After a few days of exploring, I can tell you how to make memories of your own in the city -- like having an Indiana Jones-style experience at an archaeological dig or going eye-to-eye with an American alligator and watching a boa constrictor methodically encircle a man's neck. I've also discovered a way for visitors to sample the good life as it was lived by Williamsport's lumber barons in their mansions along Millionaires Row.

So let me tell you more about my memories and discoveries to see if you can fit any of them into your future.

Memories of the city

"Wow, I can still walk!" That's how I used to feel when I climbed out of the car's back seat at the Bald Eagle Mountain Lookout, high above Williamsport. In those days, Dad spent at least four hours driving through the Coal Region and then past endless fields and forests to reach the lookout that's on U.S. 15, just south of the city.

When Dad handed me a quarter to operate the lookout's telescope, it meant more than just getting to scan the view of Williamsport, South Williamsport and the other communities lining the banks of the west branch of the Susquehanna River. It signaled the start of good times. In minutes, we'd be at my grandparents' homes and, in a few more hours, we'd be hiking in a forest or splashing around in a refreshingly cold mountain stream.

Kids can still push quarters into the telescopes, check out the views and watch planes land at the airport. But it's also a fun place for a picnic. Just be sure to pack some round foods like tomatoes and then claim the picnic table at the lookout with the decidedly concave top. The diner-in-the middle will get all of the food, but everyone else can have fun rolling the food toward them.

Baseball always has been big in this city where Little League was invented. Every night the Williamsport Grays played at home at Bowman Field (the nation's second oldest minor-league baseball field), Grandad and I were in the stands to the right of home plate. In those carefree days, I collected players' autographs and raced out of the stadium to chase foul balls that landed on the parking lot. I enjoyed those nights as much or more than the times I spent perched on the hillside in South Williamsport watching the Little League World Series.

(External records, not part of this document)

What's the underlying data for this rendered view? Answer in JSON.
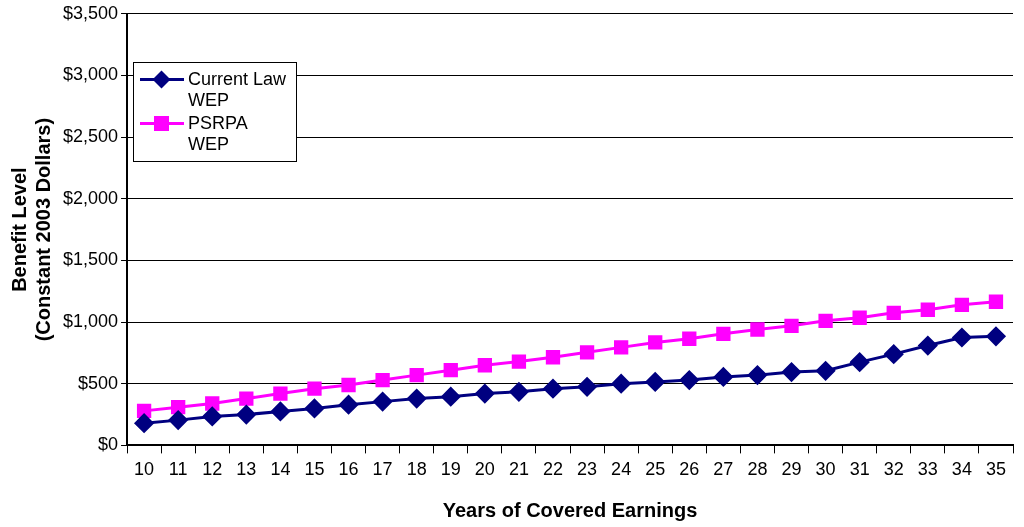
{
  "chart_data": {
    "type": "line",
    "xlabel": "Years of Covered Earnings",
    "ylabel": "Benefit Level\n(Constant 2003 Dollars)",
    "categories": [
      "10",
      "11",
      "12",
      "13",
      "14",
      "15",
      "16",
      "17",
      "18",
      "19",
      "20",
      "21",
      "22",
      "23",
      "24",
      "25",
      "26",
      "27",
      "28",
      "29",
      "30",
      "31",
      "32",
      "33",
      "34",
      "35"
    ],
    "series": [
      {
        "name": "Current Law WEP",
        "color": "#000080",
        "marker": "diamond",
        "values": [
          180,
          205,
          235,
          250,
          275,
          300,
          330,
          355,
          380,
          395,
          420,
          435,
          460,
          475,
          500,
          515,
          530,
          555,
          570,
          595,
          605,
          675,
          740,
          810,
          875,
          885
        ]
      },
      {
        "name": "PSRPA WEP",
        "color": "#ff00ff",
        "marker": "square",
        "values": [
          280,
          310,
          340,
          380,
          420,
          460,
          490,
          530,
          570,
          610,
          650,
          680,
          715,
          755,
          795,
          835,
          865,
          905,
          940,
          970,
          1010,
          1035,
          1075,
          1100,
          1140,
          1165
        ]
      }
    ],
    "ylim": [
      0,
      3500
    ],
    "yticks": [
      {
        "value": 0,
        "label": "$0"
      },
      {
        "value": 500,
        "label": "$500"
      },
      {
        "value": 1000,
        "label": "$1,000"
      },
      {
        "value": 1500,
        "label": "$1,500"
      },
      {
        "value": 2000,
        "label": "$2,000"
      },
      {
        "value": 2500,
        "label": "$2,500"
      },
      {
        "value": 3000,
        "label": "$3,000"
      },
      {
        "value": 3500,
        "label": "$3,500"
      }
    ],
    "grid": "y",
    "legend": "top left"
  }
}
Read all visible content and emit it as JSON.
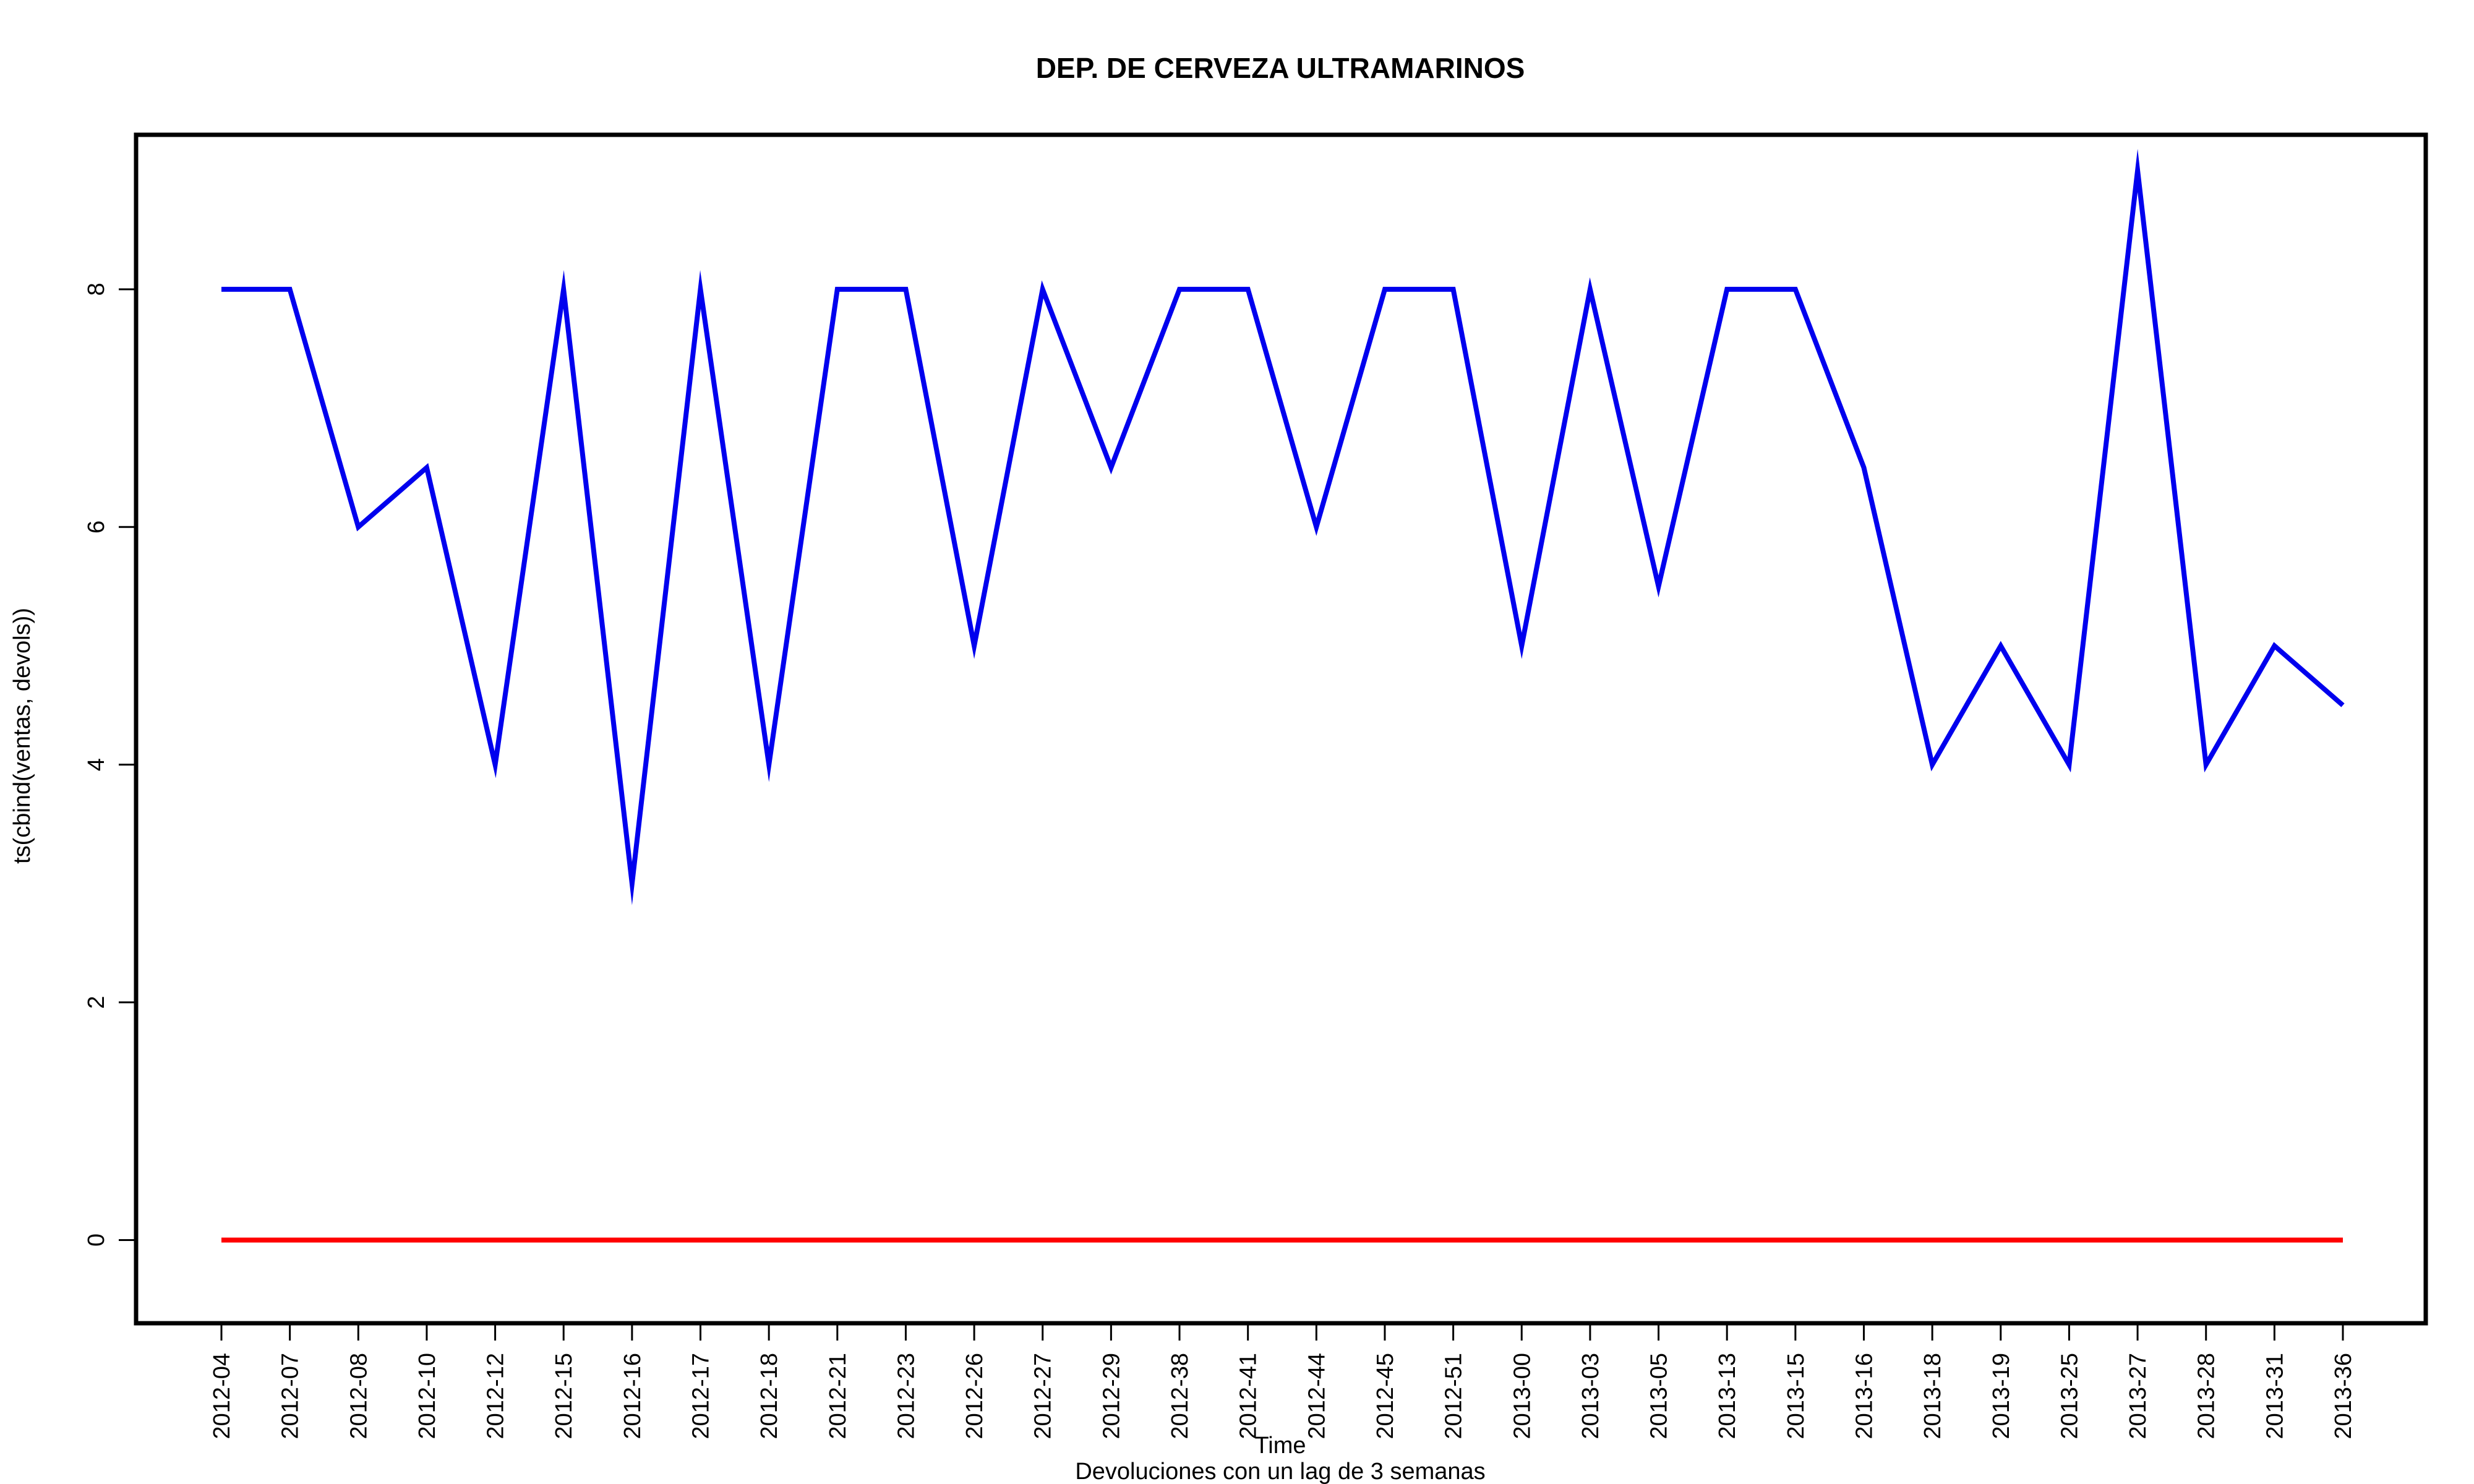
{
  "chart_data": {
    "type": "line",
    "title": "DEP. DE CERVEZA ULTRAMARINOS",
    "xlabel": "Time",
    "ylabel": "ts(cbind(ventas, devols))",
    "subtitle": "Devoluciones con un lag de 3 semanas",
    "categories": [
      "2012-04",
      "2012-07",
      "2012-08",
      "2012-10",
      "2012-12",
      "2012-15",
      "2012-16",
      "2012-17",
      "2012-18",
      "2012-21",
      "2012-23",
      "2012-26",
      "2012-27",
      "2012-29",
      "2012-38",
      "2012-41",
      "2012-44",
      "2012-45",
      "2012-51",
      "2013-00",
      "2013-03",
      "2013-05",
      "2013-13",
      "2013-15",
      "2013-16",
      "2013-18",
      "2013-19",
      "2013-25",
      "2013-27",
      "2013-28",
      "2013-31",
      "2013-36"
    ],
    "y_ticks": [
      0,
      2,
      4,
      6,
      8
    ],
    "ylim": [
      -0.7,
      9.3
    ],
    "grid": false,
    "series": [
      {
        "color": "#0000ee",
        "values": [
          8,
          8,
          6,
          6.5,
          4,
          8,
          3,
          8,
          4,
          8,
          8,
          5,
          8,
          6.5,
          8,
          8,
          6,
          8,
          8,
          5,
          8,
          5.5,
          8,
          8,
          6.5,
          4,
          5,
          4,
          9,
          4,
          5,
          4.5
        ]
      },
      {
        "color": "#ff0000",
        "values": [
          0,
          0,
          0,
          0,
          0,
          0,
          0,
          0,
          0,
          0,
          0,
          0,
          0,
          0,
          0,
          0,
          0,
          0,
          0,
          0,
          0,
          0,
          0,
          0,
          0,
          0,
          0,
          0,
          0,
          0,
          0,
          0
        ]
      }
    ]
  }
}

Today, you can still attend minor-league games at Bowman Field, but now you'll root for the Williamsport Crosscutters, a farm club for the Philadelphia Phillies. And although the stadium's wooden chairs and floors have long since been replaced by aluminum bleachers and concrete, the foul-ball-chaser in me still smiles at the warning sign that says, "Be alert at all times for balls and bats released in the air."

The Little League sites, including the riverfront diamond near Bowman Field where the original three Little League teams played their games in 1939, and the Peter J. McGovern Little League Museum, are much easier to enjoy after the crowds are gone.

Hint: Visit the Little League Museum on a Monday or Tuesday when crowds are the lightest and head for the lower level. An instant-replay setup will film the kids pitching balls, taking swings at balls in batting cages and running the bases. Then it's your turn. Just make sure the children have wandered off, because you won't want them to see you strike out and miss the target with the balls you pitch!

Another of my childhood memories went full circle the day I visited the Thomas T. Taber Museum's James Bressler Gallery. It contains an extensive collection of the archaeologist's finds from 50 years of digs all over Lycoming County. Some 40 years earlier, my father and I had visited Bressler at a dig along the Susquehanna River. The day I was in the museum, he was there, too. The 92-year-old was checking over some "sharps" and other artifacts that tell the story of Native Americans' travels in Lycoming County as early as 11,000 years ago.